The so-called MK hiatus from dance music began toward the end of the 90’s, when his desire to explore other genres of music led him to delve into hip hop, R&B and ultimately pop. During this time, he worked with Will Smith, Quincy Jones, Diane Warren, Tyrese, Brandy, and Pitbull to name a few.

A chance connection with Jamie Jones and Lee Foss led to MK’s return to dance music, but when he came back he returned as a DJ as well as producer. “Six years ago, I was at a crossroads, trying to figure out what I wanted to do. I was kind of lost except for one thing, I knew I wanted to go back to house music.  I reached out to my original team. After that things just started to fall together. First, Pitbull sampled Nightcrawlers [on ‘Hotel Room Service’ in 2011] and then Jamie Jones and Lee Foss invited me to play at a Hot Natured party in Miami and that was before I was really even DJing out!  House has always been my first love and it still is the music that excites me, so I took the plunge and started DJing.”  I owe a debt of gratitude to Lee and Jamie for urging me to come back.

Around the same time, Marc’s classics ‘Burning,’ ‘Love Changes,’ and ‘Always’ started to find a new audience in the UK and Europe. Defected Records asked him to take part in their popular House Masters series and then the icing on the proverbial cake was when he asked if he could remix Storm Queen “Look Right Through.” After an incredible 18 months of being in the charts, Marc’s distinctive rework of Storm Queen went to #1 in the UK singles chart.

That special relationship he had enjoyed with the UK for so long was newly reborn. Since then, Marc has nurtured that synergy; “In England, house music is part of the culture, it’s a lifestyle. The UK has always been an incredible fire-starter for music around the world, people tune in to listen to the online radio shows and watch the UK charts religiously.” Marc’s hot remix streak continued with songs like ‘Forward Motion’ for Hot Natured, Lana Del Ray’s ‘Blue Jeans’ and ‘Summertime Sadness,’ his masterful UK #4 remix for Wankelmut’s ‘My Head Is A Jungle,’ and mixes for Sam Smith, Pharrell, Paloma Faith, Ellie Goulding, Disclosure, Haim, Mary J. Blige, Diplo, Rudimental, and many more.

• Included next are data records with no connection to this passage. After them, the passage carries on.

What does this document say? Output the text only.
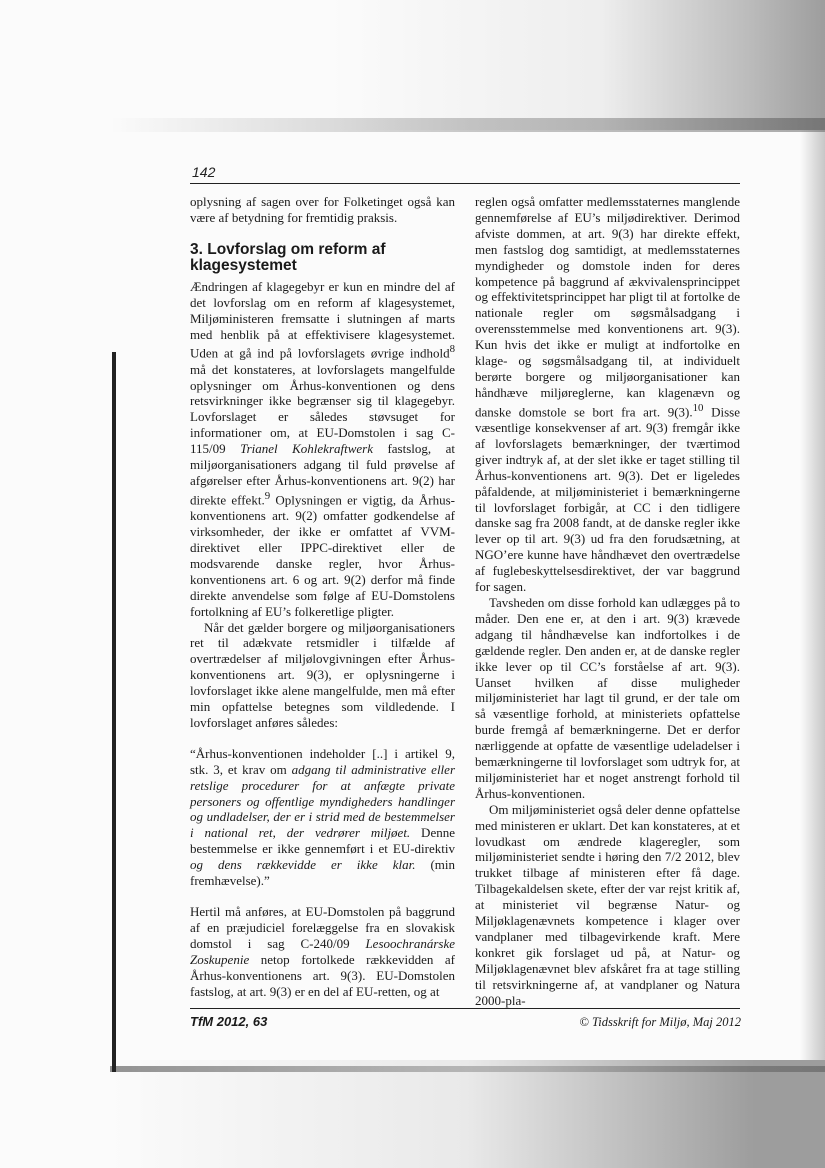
142

oplysning af sagen over for Folketinget også kan være af betydning for fremtidig praksis.

3. Lovforslag om reform af klagesystemet

Ændringen af klagegebyr er kun en mindre del af det lovforslag om en reform af klagesystemet, Miljøministeren fremsatte i slutningen af marts med henblik på at effektivisere klagesystemet. Uden at gå ind på lovforslagets øvrige indhold$^8$ må det konstateres, at lovforslagets mangelfulde oplysninger om Århus-konventionen og dens retsvirkninger ikke begrænser sig til klagegebyr. Lovforslaget er således støvsuget for informationer om, at EU-Domstolen i sag C-115/09 Trianel Kohlekraftwerk fastslog, at miljøorganisationers adgang til fuld prøvelse af afgørelser efter Århus-konventionens art. 9(2) har direkte effekt.$^9$ Oplysningen er vigtig, da Århus-konventionens art. 9(2) omfatter godkendelse af virksomheder, der ikke er omfattet af VVM-direktivet eller IPPC-direktivet eller de modsvarende danske regler, hvor Århus-konventionens art. 6 og art. 9(2) derfor må finde direkte anvendelse som følge af EU-Domstolens fortolkning af EU’s folkeretlige pligter.

Når det gælder borgere og miljøorganisationers ret til adækvate retsmidler i tilfælde af overtrædelser af miljølovgivningen efter Århus-konventionens art. 9(3), er oplysningerne i lovforslaget ikke alene mangelfulde, men må efter min opfattelse betegnes som vildledende. I lovforslaget anføres således:

“Århus-konventionen indeholder [..] i artikel 9, stk. 3, et krav om adgang til administrative eller retslige procedurer for at anfægte private personers og offentlige myndigheders handlinger og undladelser, der er i strid med de bestemmelser i national ret, der vedrører miljøet. Denne bestemmelse er ikke gennemført i et EU-direktiv og dens rækkevidde er ikke klar. (min fremhævelse).”

Hertil må anføres, at EU-Domstolen på baggrund af en præjudiciel forelæggelse fra en slovakisk domstol i sag C-240/09 Lesoochranárske Zoskupenie netop fortolkede rækkevidden af Århus-konventionens art. 9(3). EU-Domstolen fastslog, at art. 9(3) er en del af EU-retten, og at

reglen også omfatter medlemsstaternes manglende gennemførelse af EU’s miljødirektiver. Derimod afviste dommen, at art. 9(3) har direkte effekt, men fastslog dog samtidigt, at medlemsstaternes myndigheder og domstole inden for deres kompetence på baggrund af ækvivalensprincippet og effektivitetsprincippet har pligt til at fortolke de nationale regler om søgsmålsadgang i overensstemmelse med konventionens art. 9(3). Kun hvis det ikke er muligt at indfortolke en klage- og søgsmålsadgang til, at individuelt berørte borgere og miljøorganisationer kan håndhæve miljøreglerne, kan klagenævn og danske domstole se bort fra art. 9(3).$^{10}$ Disse væsentlige konsekvenser af art. 9(3) fremgår ikke af lovforslagets bemærkninger, der tværtimod giver indtryk af, at der slet ikke er taget stilling til Århus-konventionens art. 9(3). Det er ligeledes påfaldende, at miljøministeriet i bemærkningerne til lovforslaget forbigår, at CC i den tidligere danske sag fra 2008 fandt, at de danske regler ikke lever op til art. 9(3) ud fra den forudsætning, at NGO’ere kunne have håndhævet den overtrædelse af fuglebeskyttelsesdirektivet, der var baggrund for sagen.

Tavsheden om disse forhold kan udlægges på to måder. Den ene er, at den i art. 9(3) krævede adgang til håndhævelse kan indfortolkes i de gældende regler. Den anden er, at de danske regler ikke lever op til CC’s forståelse af art. 9(3). Uanset hvilken af disse muligheder miljøministeriet har lagt til grund, er der tale om så væsentlige forhold, at ministeriets opfattelse burde fremgå af bemærkningerne. Det er derfor nærliggende at opfatte de væsentlige udeladelser i bemærkningerne til lovforslaget som udtryk for, at miljøministeriet har et noget anstrengt forhold til Århus-konventionen.

Om miljøministeriet også deler denne opfattelse med ministeren er uklart. Det kan konstateres, at et lovudkast om ændrede klageregler, som miljøministeriet sendte i høring den 7/2 2012, blev trukket tilbage af ministeren efter få dage. Tilbagekaldelsen skete, efter der var rejst kritik af, at ministeriet vil begrænse Natur- og Miljøklagenævnets kompetence i klager over vandplaner med tilbagevirkende kraft. Mere konkret gik forslaget ud på, at Natur- og Miljøklagenævnet blev afskåret fra at tage stilling til retsvirkningerne af, at vandplaner og Natura 2000-pla-

TfM 2012, 63	© Tidsskrift for Miljø, Maj 2012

On the live front, MK’s signature chopped up, piano-laden sound started to become very recognized. Quickly becoming one of house music’s most popular DJs in the world, MK’s shows not only provide him the opportunity to engage with the crowd, but they also give him the chance to road-test new material. He played close to 200 shows in 2015, and 2016 looks to be just as busy. MK acknowledges that the Ibiza crowds and clubs played a big part in his resurgence. “First Storm Queen happened and the summer after was ‘My Head Is A Jungle’ and the re-release of ‘Always’. It was a hectic summer!”

Finding the time between a packed touring schedule to get in the zone to finish his album has been no easy fete. He said, even though the album is taking longer than I wanted it to, he admitted that it is hard to just turn on and turn off.“ He said he is trying to find ways to find inspiration on the road, so he can work on his laptop more.  A work in progress is what he’d say.

Marc reveals that his album is a family affair, with one of the key touchstones being pop vocalist Becky Hill, who he worked with after remixing Rudimental’s ‘Powerless’ in 2014. “After delivering that remix, I told my manager: ‘PLEASE GO FIND HER!’  My A&R also helped to get us in contact. I have always been attracted to a certain kind of vocalist: melodic and soulful with a pop appeal. It’s actually harder to find than you’d think.”

With his sights set on the imminent album release, MK recently re-launched his iconic label and event brand Area10. He is currently on tour this summer with his Area10 Warm Up Sessions, including live stages at Creamfields, We Are FSTVL, dates at Together at Amnesia, V Festivals, Parklife as well as an Area10 takeover at Pacha Ibiza this summer.